Tina Stanley (Lighting Designer) is completing her second season as Technical Director and her third season as Resident Lighting Designer at The Theatre Outlet in Allentown, Pennsylvania. Some of her favorite lighting design credits include Don Pasquale for a touring production of the Metropolitan Opera, The Beauty Queen of Leenane, Picasso at the Lapine Agile, R.U.R., and Ghetto at Theatre Outlet. Tina holds a BA. in Theatrical Directing, a BA. in Theatrical Design, and is currently working toward her MFA. This is her first production with Kaleidoscope.
John Hopwood (Technical Director) comes to Kaleidoscope Theater from Allentown, Pennsylvania, where he is the Assistant Technical Director at The Theatre Outlet. Some of his favorite technical credits include set construction for Frankie and Johnny in the Clair de Lune, lighting design for Agnes of God, and creating the effects for The Beauty Queen of Leenane, an effort which won him a regional award for "Best Stage Effects of 1999."

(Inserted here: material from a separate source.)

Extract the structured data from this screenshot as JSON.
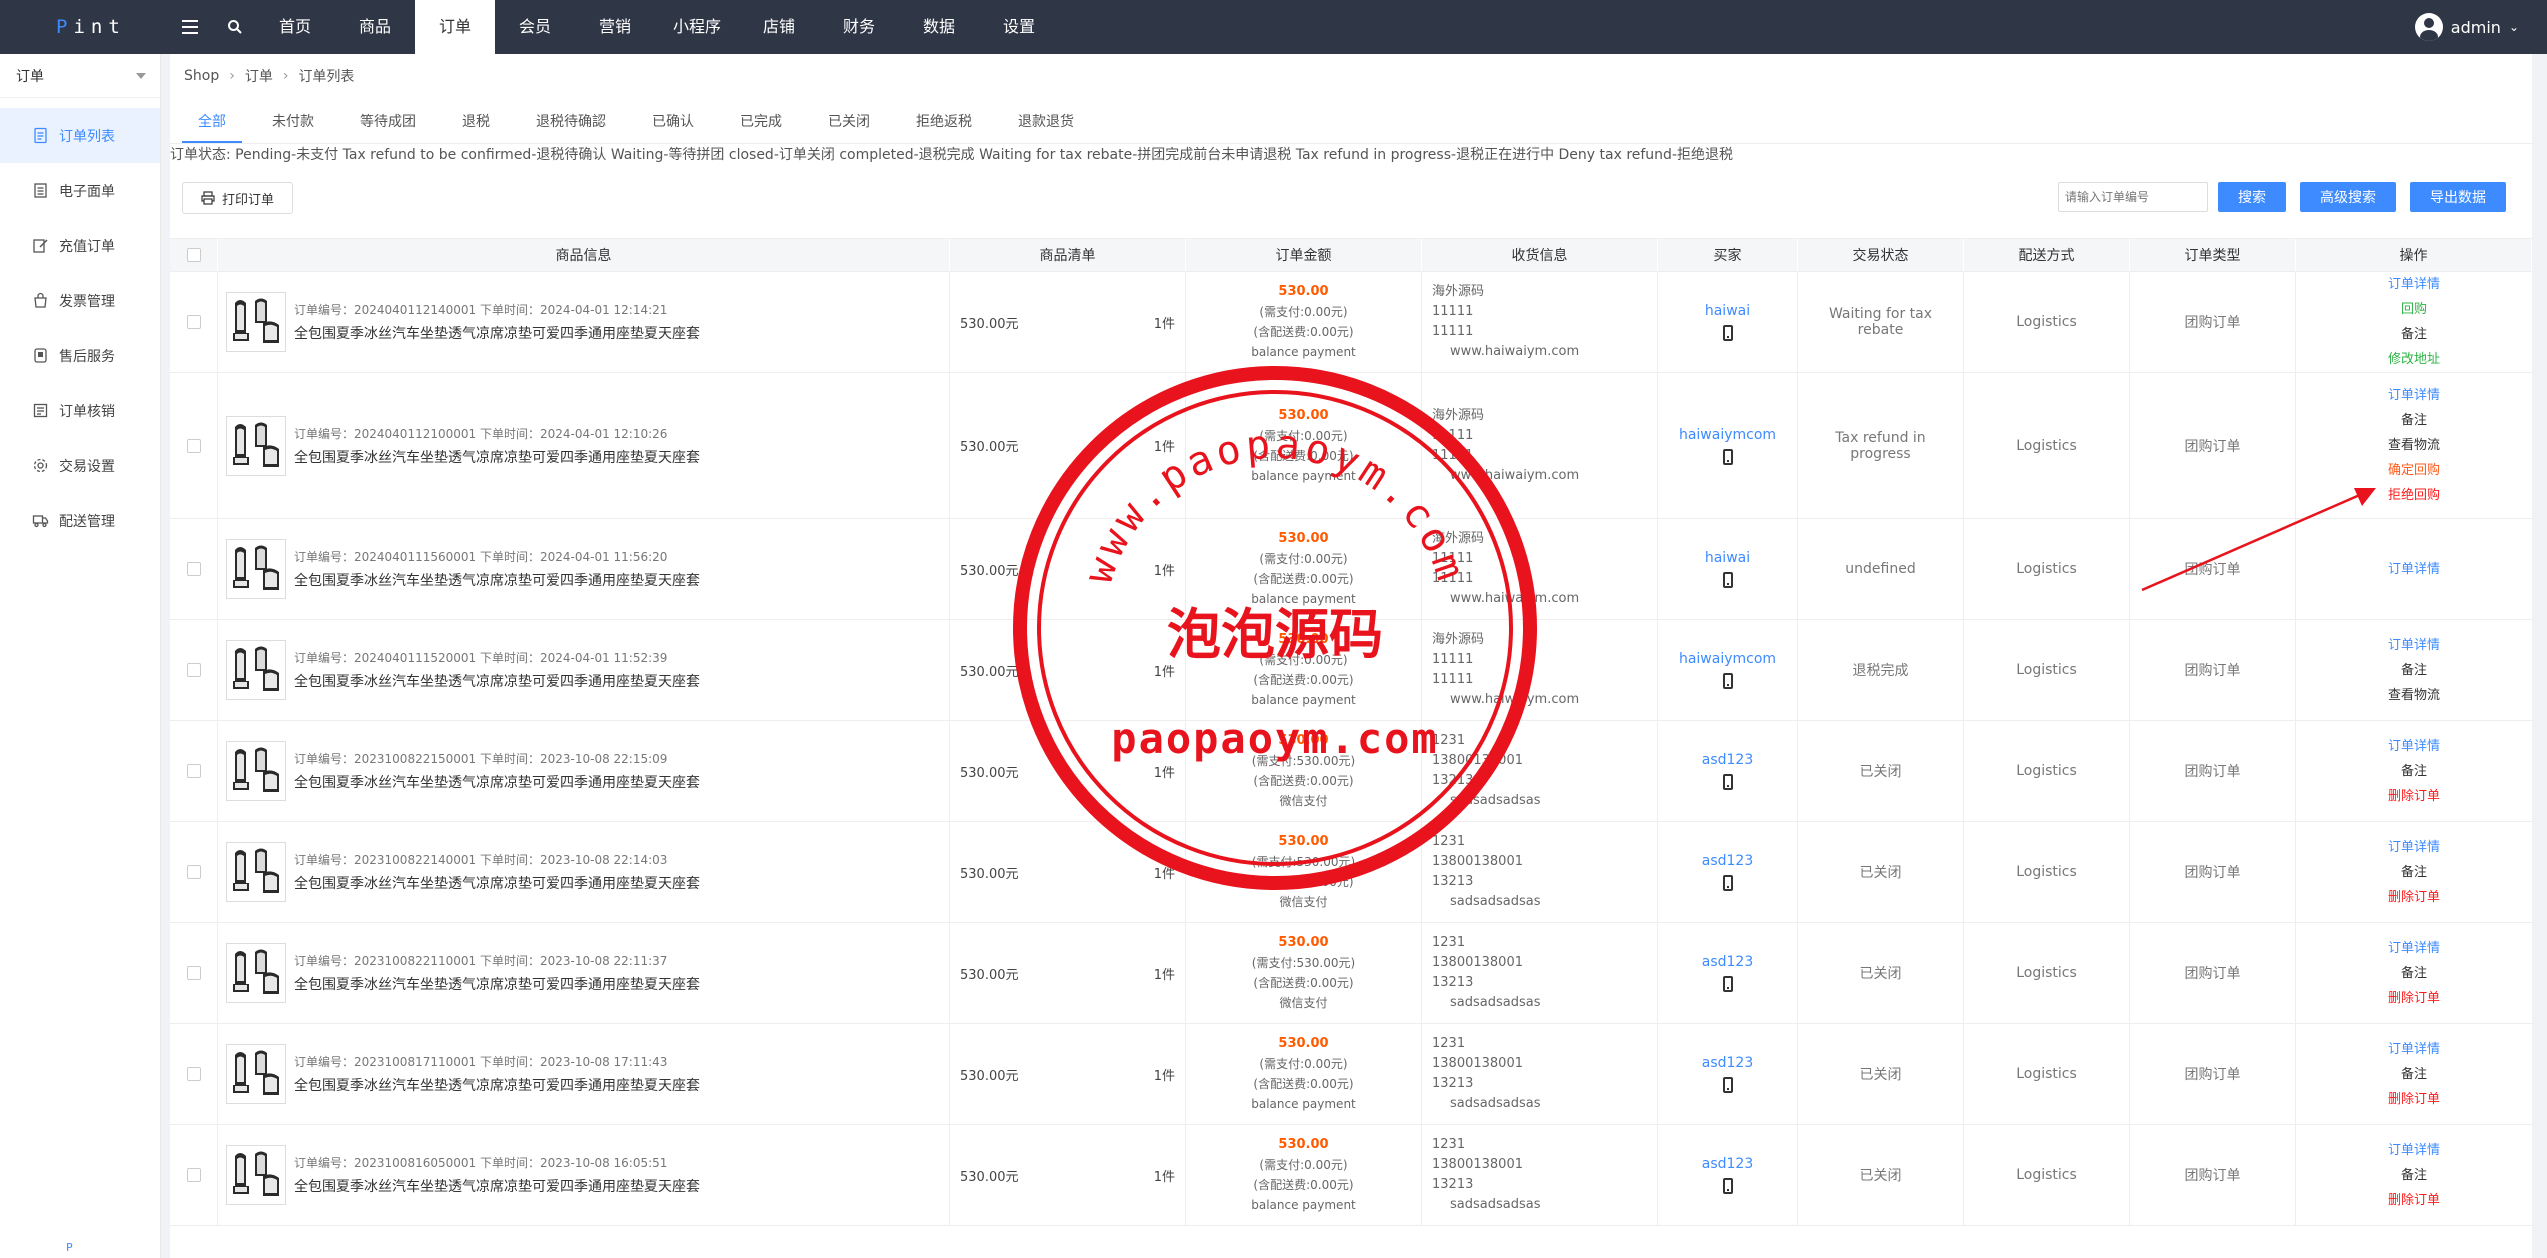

At Kaleidoscope, we believe that theatre exercises our humanity, it stretches our compassion, it feeds our wit, and it refines and marinates our wisdom. Theatre expands our personal experience, challenges our thinking, and reveals the true realities of our existence in small doses. Very small doses. It's really great if it can be funny too. We see ourselves as stealth educators in humanity, society and reality. Please humor us in this regard.
Our audience is a treasured part of our ensemble and we feel we owe you the very best that we can offer. We truly believe that great comedic plays can have a transforming power and our mission is, with laughter, to fling our audiences "into a kaleidoscope of new possibilities."